Oberhausen. .
„Ich bin der Böse, mich mobbt keiner!“, wirft sich der zehnjährige Schüler in die Brust, seine Rolle für das Schultheaterstück hat er in Kürze verinnerlicht. Vielleicht kein Wunder, denn auf Oberhausener Schulhöfen ist Mobbing ebenso trauriger Alltag wie überall in Deutschland: Wer Schwäche zeigt, kriegt auf die Mütze, ist „Opfer“ – dieser Trend hat sich längst im Jargon der „Kiddies“ eingebürgert.
Dem scheinbar einfachen Schema mit komplexer Wirkung wollen nun Grundschüler an der Kardinal-von-Galen Schule emotional auf die Spur kommen. „Voll abgestürzt“ heißt ihr Projekt, das mit Unterstützung einer ehrenamtlichen Theaterpädagogin und des Jugendamts sowie mit finanzieller Förderung der Stadt entwickelt wird.

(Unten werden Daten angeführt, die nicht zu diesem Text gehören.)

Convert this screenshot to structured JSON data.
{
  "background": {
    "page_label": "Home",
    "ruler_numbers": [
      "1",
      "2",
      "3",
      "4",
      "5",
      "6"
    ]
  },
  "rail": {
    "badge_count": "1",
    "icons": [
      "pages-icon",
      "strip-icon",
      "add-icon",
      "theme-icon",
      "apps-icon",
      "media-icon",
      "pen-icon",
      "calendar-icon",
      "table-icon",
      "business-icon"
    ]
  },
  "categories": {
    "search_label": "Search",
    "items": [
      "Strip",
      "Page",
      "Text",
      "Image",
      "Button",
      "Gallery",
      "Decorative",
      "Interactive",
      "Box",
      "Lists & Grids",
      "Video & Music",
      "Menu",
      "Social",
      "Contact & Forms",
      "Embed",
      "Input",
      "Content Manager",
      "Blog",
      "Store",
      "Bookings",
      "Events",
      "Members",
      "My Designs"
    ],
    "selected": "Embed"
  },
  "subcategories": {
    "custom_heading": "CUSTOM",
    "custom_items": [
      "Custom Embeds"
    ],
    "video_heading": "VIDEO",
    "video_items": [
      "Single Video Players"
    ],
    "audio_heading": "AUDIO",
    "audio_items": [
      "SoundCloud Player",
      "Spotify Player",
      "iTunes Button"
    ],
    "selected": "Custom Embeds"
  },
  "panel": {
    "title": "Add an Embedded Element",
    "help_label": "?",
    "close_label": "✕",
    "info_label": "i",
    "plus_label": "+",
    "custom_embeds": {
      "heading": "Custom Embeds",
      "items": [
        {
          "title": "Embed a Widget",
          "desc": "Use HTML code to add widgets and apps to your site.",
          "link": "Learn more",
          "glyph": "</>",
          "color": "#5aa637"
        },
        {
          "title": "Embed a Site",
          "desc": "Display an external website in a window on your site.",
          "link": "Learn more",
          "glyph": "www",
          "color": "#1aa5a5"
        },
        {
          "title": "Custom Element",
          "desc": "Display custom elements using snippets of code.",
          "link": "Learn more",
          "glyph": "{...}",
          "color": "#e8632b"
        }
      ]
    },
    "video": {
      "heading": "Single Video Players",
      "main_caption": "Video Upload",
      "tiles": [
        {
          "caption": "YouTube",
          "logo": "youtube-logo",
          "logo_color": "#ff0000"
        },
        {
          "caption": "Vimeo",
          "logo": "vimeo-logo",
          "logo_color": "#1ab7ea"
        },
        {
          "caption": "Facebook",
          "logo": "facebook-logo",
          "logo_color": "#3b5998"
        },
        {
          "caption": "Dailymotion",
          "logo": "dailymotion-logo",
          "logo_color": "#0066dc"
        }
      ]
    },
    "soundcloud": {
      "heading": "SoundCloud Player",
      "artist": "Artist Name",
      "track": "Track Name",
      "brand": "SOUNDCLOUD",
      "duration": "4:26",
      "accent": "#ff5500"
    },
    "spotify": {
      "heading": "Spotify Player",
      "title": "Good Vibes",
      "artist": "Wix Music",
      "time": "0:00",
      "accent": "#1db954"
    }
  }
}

Denn vom Verstand her wissen die Mädchen und Jungs aus der Klasse vier schon eine Menge übers Mobben. Zwei der dreizehn Schüler haben bereits Erfahrung als Opfer, einige von ihnen waren mehr oder minder aktiv in mobbing-artige Strukturen verwickelt. „Ein Klassenkamerad hat uns immer belogen und uns beleidigt“, erzählt ein Junge. Darum haben ihn die Mitschüler geächtet. Zwei Freunde bestätigen das, geben aber zu: „Der hat immer geprahlt, dass er viele andere Freunde hat, aber das stimmt gar nicht, glaube ich.“
Mobbing schaukelt sich hoch: Was ist Ursache, was Wirkung? Und wer ist Opfer und wer Täter? Häufig ist das den Schülern in diesem Alter noch nicht bewusst, macht die Projekt-begleitende Medien-Trainerin Monika Dohrenbusch deutlich: „Täter geben noch unbewusst weiter, was sie selbst an sich erlebt haben.“ Die anderen ziehen mit, weil sie nicht in die Schusslinie geraten wollen. Aus diesem Grund wollen Dohrenbusch und die ehrenamtlich arbeitende Theaterpädagogin Anja Brunsbach die Emotionen vermitteln, die beide Seiten erleben: Wie ist es, wenn man sich schwach fühlt, sich klein macht?
Aber wer will schon schwach sein? Denn wer mobbt, hat vermeintlich viele Freunde. Für Schüler, die gemobbt werden, ist es dagegen oft schwer, zu merken oder gar sich einzugestehen, dass sie unterdrückt werden. „Es ist aber wichtig, dass ich die eigene Schwäche zugebe“, erwidert Dohrenbusch, „nur dann kann ich mir Hilfe suchen“.
„Schwäche ist verboten, starke Posen sind wichtig“, Theaterpädagogin Brunsbach erlebte das an Grundschulen nicht selten. Zudem beobachtet sie eine zunehmende Verrohung auf den Schulhöfen, doch auch danach gehe für manche der Reigen an Demütigungen weiter: im Internet. Jugendliche haben heute über Schüler-VZ und Facebook viel mehr Kontakte als wir früher, weiß Brunsbach, es sind nicht immer „Freunde“. Die Anonymität im Internet mache Beleidigungen und das Verbreiten von Gerüchten einfach, ohne dass daraus Konsequenzen für die Täter entstehen.
Offenes Ende
Auch unter den 13 Schülern der Kardinal-von-Galen Grundschule ist mancher Junge bei Facebook angemeldet – aber über den Namen des Vaters. „Dann kann ich mit meinen Verwandten aus der Türkei chatten“, nennt einer die Vorteile des sozialen Netzwerkes. Wenn auch keiner von ihnen bislang schlechte Erfahrung mit Chatrooms und Co gemacht hat - die Gefahren der sozialen Netzwerke sind den Neun- und Zehnjährigen durchaus bekannt: „Man soll nicht seinen ganzen Namen und die Adresse angeben“, klärt ein Junge auf, „weil man sonst überfallen werden kann“, und erst recht nicht, wo man gerade hin will.
Das Theaterprojekt will auch Cyber-Mobbing aufgreifen, erzählt Brunsbach. Vom Stress in der Schule wird die Mobbing-Spirale sich bis in die virtuelle Welt erstrecken. Die dramatische Schlüsselszene – das gemobbte Mädchen irrt durch eine Welt aus Schwarzlicht – wird ein offenes Ende haben. „Die Lösungen sollen im Publikum entstehen“, hofft die Theaterpädagogin. Am Freitag beginnt die Premiere in der Grundschule um 14 Uhr.